Después de la tercera escala llegaron los temidos fogonazos dentro de su cabeza. Violentas descargas de luz a partir de las cuales comenzaban a hilvanarse pensamientos cada vez más perturbadores. Imaginaba con atroz nitidez cada detalle: la contundencia del golpe con que la aturdiría, el arma, la presión a ejercer con la misma para lacerar piel y tejidos blandos, para triturar huesos, desgarrar tendones...el olor que impregnaba ahora el ambiente no era dulzón; se trataba de un aroma acre, metálico, proveniente no ya de la boca sino del vientre eviscerado de la joven, quien por fin había dejado de masticar.
La mujer se dispuso a abandonar el tren en la siguiente estación, pisándole al acceder al pasillo entre las filas de asientos. Lejos de disculparse, no le dedicó más que una breve e intolerable mirada cargada de indiferencia.

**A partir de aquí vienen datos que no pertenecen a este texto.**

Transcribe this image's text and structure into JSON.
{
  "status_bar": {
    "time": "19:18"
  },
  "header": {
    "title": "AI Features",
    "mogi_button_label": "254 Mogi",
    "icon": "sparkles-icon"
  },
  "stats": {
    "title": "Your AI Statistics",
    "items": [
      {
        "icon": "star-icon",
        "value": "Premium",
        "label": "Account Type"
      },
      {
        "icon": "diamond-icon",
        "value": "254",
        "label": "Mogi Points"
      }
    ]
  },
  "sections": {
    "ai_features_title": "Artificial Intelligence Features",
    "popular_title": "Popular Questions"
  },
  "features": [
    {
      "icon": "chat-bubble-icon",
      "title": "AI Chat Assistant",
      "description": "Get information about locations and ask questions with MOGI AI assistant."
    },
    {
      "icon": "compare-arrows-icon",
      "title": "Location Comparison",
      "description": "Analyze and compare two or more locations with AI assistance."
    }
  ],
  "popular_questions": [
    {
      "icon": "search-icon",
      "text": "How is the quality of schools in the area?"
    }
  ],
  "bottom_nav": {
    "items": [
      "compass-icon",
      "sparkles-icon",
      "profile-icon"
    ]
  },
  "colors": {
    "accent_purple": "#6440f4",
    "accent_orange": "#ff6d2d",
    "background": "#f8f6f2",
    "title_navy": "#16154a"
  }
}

Aquella gota colmó su vaso. Roto definitivamente con aquel pisotón el frágil hilo de lucidez que aún pudiera conservar, le fue detrás, siguiéndola a pocos metros de distancia.
Ajena a cuanto bullía a su espalda, la joven salió de la estación por una de sus puertas laterales, comunicada con las intrincadas callejas del casco antiguo de la ciudad, poco frecuentadas ya con la noche entrada. Él, ofuscado, manoseando compulsivamente la navaja multiusos que siempre llevaba consigo en el bolsillo de su cazadora, apresuró el paso dando, al girar en una esquina, casi de bruces contra ella, parada junto a un portal. Ambos permanecieron inmóviles durante unos segundos antes de que todo se precipitase saliéndose de madre definitivamente. La muchacha, desconcertada, abrió los ojos de manera desmesurada, tornándose su estupor en pánico al reconocer al hombre junto al que había viajado y en cuya mano, bajo la tenue iluminación de una farola, relampagueó un objeto que en aquellas circunstancias, en aquel lugar y a esas horas, no podía ser sino un arma.

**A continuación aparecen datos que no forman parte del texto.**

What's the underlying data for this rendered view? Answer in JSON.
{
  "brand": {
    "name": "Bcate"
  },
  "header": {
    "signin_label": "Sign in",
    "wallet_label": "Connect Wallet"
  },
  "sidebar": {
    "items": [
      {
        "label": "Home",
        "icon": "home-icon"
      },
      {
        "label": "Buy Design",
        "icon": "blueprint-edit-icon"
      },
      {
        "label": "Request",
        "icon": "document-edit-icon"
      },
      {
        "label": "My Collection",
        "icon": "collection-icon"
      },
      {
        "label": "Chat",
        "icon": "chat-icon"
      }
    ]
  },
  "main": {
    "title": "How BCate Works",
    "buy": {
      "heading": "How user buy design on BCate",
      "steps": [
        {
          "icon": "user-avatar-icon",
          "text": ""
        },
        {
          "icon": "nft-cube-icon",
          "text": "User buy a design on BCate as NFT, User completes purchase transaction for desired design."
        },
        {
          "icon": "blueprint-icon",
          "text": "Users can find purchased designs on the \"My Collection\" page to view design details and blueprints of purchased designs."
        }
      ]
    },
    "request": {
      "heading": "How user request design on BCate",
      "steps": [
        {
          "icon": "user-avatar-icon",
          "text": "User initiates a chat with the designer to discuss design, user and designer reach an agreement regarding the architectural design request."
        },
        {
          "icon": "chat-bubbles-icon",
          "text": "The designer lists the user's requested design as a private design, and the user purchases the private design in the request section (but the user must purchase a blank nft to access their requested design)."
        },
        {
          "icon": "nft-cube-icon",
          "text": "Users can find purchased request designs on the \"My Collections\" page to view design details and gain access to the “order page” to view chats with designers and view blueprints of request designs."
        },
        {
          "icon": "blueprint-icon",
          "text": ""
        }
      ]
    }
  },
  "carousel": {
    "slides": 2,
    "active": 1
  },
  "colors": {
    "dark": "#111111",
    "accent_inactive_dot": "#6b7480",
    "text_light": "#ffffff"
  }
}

El policía no pudo evitar estremecerse antes de volver a cubrir el cuerpo. El tajo ( junto al cadáver habían encontrado una navaja ensangrentada ) había seccionado completamente la vena yugular. Según dijeron los sanitarios, quienes nada pudieron hacer por salvarla, la víctima se había desangrado en apenas un par de minutos.
Mientras la ambulancia se alejaba, el agente, acostumbrado a convivir con la maldad, con homicidios motivados por las más variopintas razones, comenzó a elaborar su informe incapaz de comprender cómo un hombre aparentemente normal llega a cortarse el cuello frente a una desconocida.